Et comme à l'époque de notre cher Dizzy (mon homonyme du XIXè siècle, Benjamin Disraëli, le génial créateur du conservatisme moderne) les libéraux sont bien incapables de sortir de leurs solidarités oligarchiques; un boulevard s'ouvre aux conservateurs, s'ils le veulent, pour ramener les peuples sur la scène politique. Je me rappelle qu'il y a quelques mois encore, vous étiez plein d'espoir concernant notre Premier Ministre, Theresa May. Elle avait effectivement une situation politique favorable comme peu de personnalités politiques en ont eu ces dernières décennies. Elle pouvait réconcileir son parti avec cet électorat de "l'Angleterre périphérique" qui avait voté pour le Brexit. Elle a pourtant réussi à perdre, ou quasiment, une élection parlementaire anticipée imperdable. Sa majorité absolue s'est transofmée en majorité relative.

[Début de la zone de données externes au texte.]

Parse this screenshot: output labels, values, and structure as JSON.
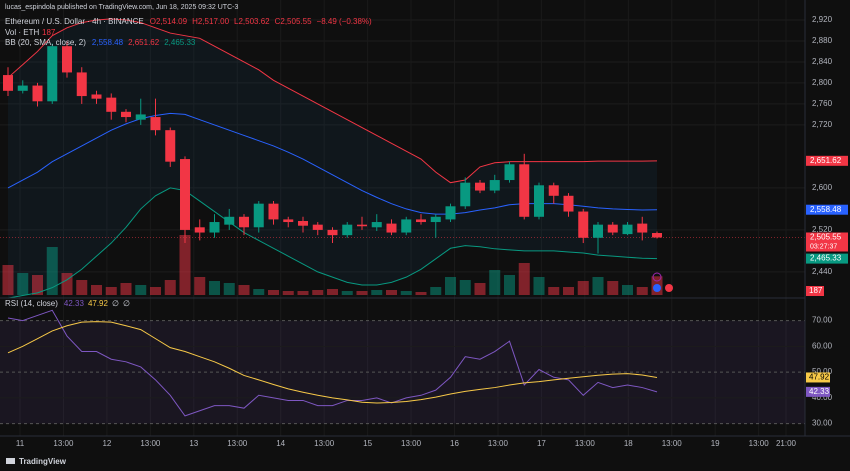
{
  "header": {
    "publisher": "lucas_espindola published on TradingView.com, Jun 18, 2025 09:32 UTC-3",
    "symbol": "Ethereum / U.S. Dollar · 4h · BINANCE",
    "ohlc": [
      "O2,514.09",
      "H2,517.00",
      "L2,503.62",
      "C2,505.55",
      "−8.49 (−0.38%)"
    ],
    "volume_label": "Vol · ETH",
    "bb_label": "BB (20, SMA, close, 2)",
    "bb_values": [
      "2,558.48",
      "2,651.62",
      "2,465.33"
    ],
    "rsi_label": "RSI (14, close)",
    "rsi_values": [
      "42.33",
      "47.92",
      "∅",
      "∅"
    ],
    "brand": "TradingView"
  },
  "chart_data": {
    "type": "candlestick",
    "open": [
      2815,
      2785,
      2795,
      2765,
      2870,
      2820,
      2778,
      2772,
      2745,
      2730,
      2735,
      2710,
      2655,
      2525,
      2515,
      2530,
      2545,
      2525,
      2570,
      2540,
      2537,
      2530,
      2520,
      2510,
      2530,
      2525,
      2532,
      2515,
      2540,
      2535,
      2540,
      2565,
      2610,
      2595,
      2615,
      2645,
      2545,
      2605,
      2585,
      2555,
      2505,
      2530,
      2512,
      2532,
      2514.09
    ],
    "high": [
      2830,
      2805,
      2800,
      2875,
      2880,
      2830,
      2785,
      2780,
      2750,
      2770,
      2770,
      2715,
      2660,
      2540,
      2550,
      2560,
      2550,
      2575,
      2575,
      2545,
      2545,
      2535,
      2525,
      2535,
      2545,
      2550,
      2540,
      2545,
      2550,
      2550,
      2570,
      2620,
      2615,
      2625,
      2650,
      2665,
      2610,
      2610,
      2590,
      2560,
      2535,
      2535,
      2535,
      2545,
      2517
    ],
    "low": [
      2775,
      2780,
      2755,
      2760,
      2810,
      2760,
      2760,
      2730,
      2725,
      2720,
      2700,
      2640,
      2495,
      2500,
      2505,
      2520,
      2510,
      2515,
      2530,
      2525,
      2515,
      2510,
      2495,
      2505,
      2520,
      2518,
      2510,
      2510,
      2530,
      2505,
      2535,
      2560,
      2590,
      2590,
      2610,
      2540,
      2540,
      2570,
      2545,
      2495,
      2475,
      2510,
      2510,
      2500,
      2503.62
    ],
    "close": [
      2785,
      2795,
      2765,
      2870,
      2820,
      2775,
      2770,
      2745,
      2735,
      2740,
      2710,
      2650,
      2520,
      2515,
      2535,
      2545,
      2525,
      2570,
      2540,
      2535,
      2528,
      2520,
      2510,
      2530,
      2527,
      2535,
      2515,
      2540,
      2535,
      2545,
      2565,
      2610,
      2595,
      2615,
      2645,
      2545,
      2605,
      2585,
      2555,
      2505,
      2530,
      2515,
      2530,
      2515,
      2505.55
    ],
    "volume": [
      300,
      220,
      200,
      480,
      220,
      150,
      100,
      80,
      120,
      100,
      80,
      150,
      600,
      180,
      140,
      120,
      100,
      60,
      50,
      40,
      40,
      50,
      60,
      40,
      40,
      50,
      50,
      40,
      30,
      80,
      180,
      150,
      120,
      250,
      200,
      320,
      180,
      80,
      80,
      140,
      180,
      140,
      100,
      80,
      187
    ],
    "bb_upper": [
      2810,
      2835,
      2860,
      2890,
      2905,
      2915,
      2920,
      2922,
      2920,
      2915,
      2905,
      2895,
      2890,
      2885,
      2870,
      2855,
      2840,
      2825,
      2805,
      2790,
      2775,
      2760,
      2745,
      2730,
      2715,
      2700,
      2685,
      2670,
      2655,
      2630,
      2610,
      2615,
      2640,
      2648,
      2650,
      2650,
      2650,
      2650,
      2650,
      2650,
      2651,
      2651,
      2651,
      2651,
      2651.62
    ],
    "bb_middle": [
      2600,
      2615,
      2630,
      2650,
      2665,
      2680,
      2695,
      2710,
      2722,
      2732,
      2738,
      2742,
      2740,
      2730,
      2720,
      2710,
      2700,
      2690,
      2680,
      2668,
      2655,
      2640,
      2625,
      2610,
      2595,
      2582,
      2570,
      2560,
      2553,
      2550,
      2550,
      2553,
      2558,
      2562,
      2568,
      2570,
      2570,
      2570,
      2568,
      2565,
      2562,
      2560,
      2559,
      2558,
      2558.48
    ],
    "bb_lower": [
      2390,
      2395,
      2400,
      2410,
      2425,
      2445,
      2470,
      2495,
      2525,
      2560,
      2585,
      2600,
      2595,
      2575,
      2555,
      2535,
      2515,
      2500,
      2485,
      2470,
      2455,
      2440,
      2430,
      2420,
      2415,
      2415,
      2420,
      2430,
      2445,
      2465,
      2485,
      2490,
      2488,
      2484,
      2482,
      2480,
      2480,
      2480,
      2478,
      2476,
      2472,
      2470,
      2468,
      2466,
      2465.33
    ],
    "up_color": "#089981",
    "down_color": "#f23645",
    "bb_colors": {
      "upper": "#f23645",
      "middle": "#2962ff",
      "lower": "#089981"
    },
    "ylim": [
      2396,
      2958
    ],
    "yticks": [
      {
        "value": 2920,
        "label": "2,920"
      },
      {
        "value": 2880,
        "label": "2,880"
      },
      {
        "value": 2840,
        "label": "2,840"
      },
      {
        "value": 2800,
        "label": "2,800"
      },
      {
        "value": 2760,
        "label": "2,760"
      },
      {
        "value": 2720,
        "label": "2,720"
      },
      {
        "value": 2600,
        "label": "2,600"
      },
      {
        "value": 2520,
        "label": "2,520"
      },
      {
        "value": 2440,
        "label": "2,440"
      }
    ],
    "price_labels": [
      {
        "value": 2651.62,
        "label": "2,651.62",
        "color": "#f23645"
      },
      {
        "value": 2558.48,
        "label": "2,558.48",
        "color": "#2962ff"
      },
      {
        "value": 2505.55,
        "label": "2,505.55",
        "color": "#f23645",
        "countdown": "03:27:37"
      },
      {
        "value": 2465.33,
        "label": "2,465.33",
        "color": "#089981"
      }
    ],
    "x_labels": [
      "11",
      "13:00",
      "12",
      "13:00",
      "13",
      "13:00",
      "14",
      "13:00",
      "15",
      "13:00",
      "16",
      "13:00",
      "17",
      "13:00",
      "18",
      "13:00",
      "19",
      "13:00",
      "21:00"
    ],
    "rsi": {
      "values": [
        71,
        70,
        72,
        74,
        64,
        58,
        58,
        55,
        54,
        52,
        47,
        41,
        33,
        35,
        37,
        37,
        36,
        41,
        40,
        39,
        39,
        37,
        37,
        39,
        39,
        40,
        38,
        40,
        41,
        43,
        48,
        56,
        55,
        58,
        62,
        45,
        51,
        48,
        47,
        41,
        46,
        44,
        45,
        44,
        42.33
      ],
      "ma": [
        57.5,
        60,
        63,
        66,
        68,
        69.4,
        69.6,
        69.4,
        68,
        66.5,
        63,
        59.5,
        58,
        56,
        54,
        51.5,
        48.7,
        47,
        45.2,
        43.5,
        42.2,
        41,
        40,
        39.2,
        38.3,
        38,
        38.2,
        38.6,
        39.3,
        40.3,
        41.5,
        42.5,
        43.3,
        44,
        45,
        45.8,
        46.3,
        47,
        47.6,
        48.2,
        48.8,
        49.2,
        49.4,
        48.9,
        47.92
      ],
      "color": "#7e57c2",
      "ma_color": "#f7c948",
      "ylim": [
        25,
        78
      ],
      "yticks": [
        {
          "value": 70,
          "label": "70.00"
        },
        {
          "value": 60,
          "label": "60.00"
        },
        {
          "value": 50,
          "label": "50.00"
        },
        {
          "value": 40,
          "label": "40.00"
        },
        {
          "value": 30,
          "label": "30.00"
        }
      ],
      "value_labels": [
        {
          "value": 47.92,
          "label": "47.92"
        },
        {
          "value": 42.33,
          "label": "42.33"
        }
      ]
    }
  }
}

N'allez pas chercher cinquante explications : Theresa May a oublié de parler la langue de ses électeurs. Vous ne ferez pas voter les gens pour vous si vous leur parlez de la techique du Brexit ou si, dans un contexte de profonde inégalité sociale, vous leur proposez une continuation modérée des politiques d'austérité. Mais il ne s'agit pas seulement d'économie: regardez le drame qui vient de se dérouler, dans la très libre Grande-Bretagne, autour du petit Charlie Gard; sa famille n'a pas obtenu de le faire soigner ailleurs que dans l'hôpital où il se trouvait, alors que les médecins qui l'avaient pris en charge jugeaient son cas incurable? Au nom de quoi peut-on empêcher une famille de décider des modalités de soin de son propre enfant? Est-ce cela que produit notre société qui ne cesse de se référer aux droits de l'individu, la pire des tyrannies institutionnelles? Et bien croyez-vous que le Premier Ministre britannique ait saisi l'occasion de dénoncer les atteintes aux libertés fondamentales que peut produire la modernité? Donald Trump et le pape François se sont manifestés, un peu tard, et ont été impuissants à inverser le cours des choses. Mais c'était au Premier Ministre britannique de prendre cette affaire en main. Il y a des mois déjà! Au lieu de cela, ce petit garçon que des médecins américains se proposaient de soigner, est mort écrasé par la bureaucratie et l'idée que les experts savent mieux que les parents ce qui est bon pour leur enfant. Nous nous sommes suffisamment entretenus des déboires de la droite française. Je ne vous console pas en vous rappelant la myopie des Républicains américains ou le manque d'empathie des conservateurs britanniques. Néanmoins, nous voyons partout le même comportement. La crise des forces conservatrices en Occident est telle que l'on peut se demander combien de temps il faudra pour abattre l'hégémonie des libéraux.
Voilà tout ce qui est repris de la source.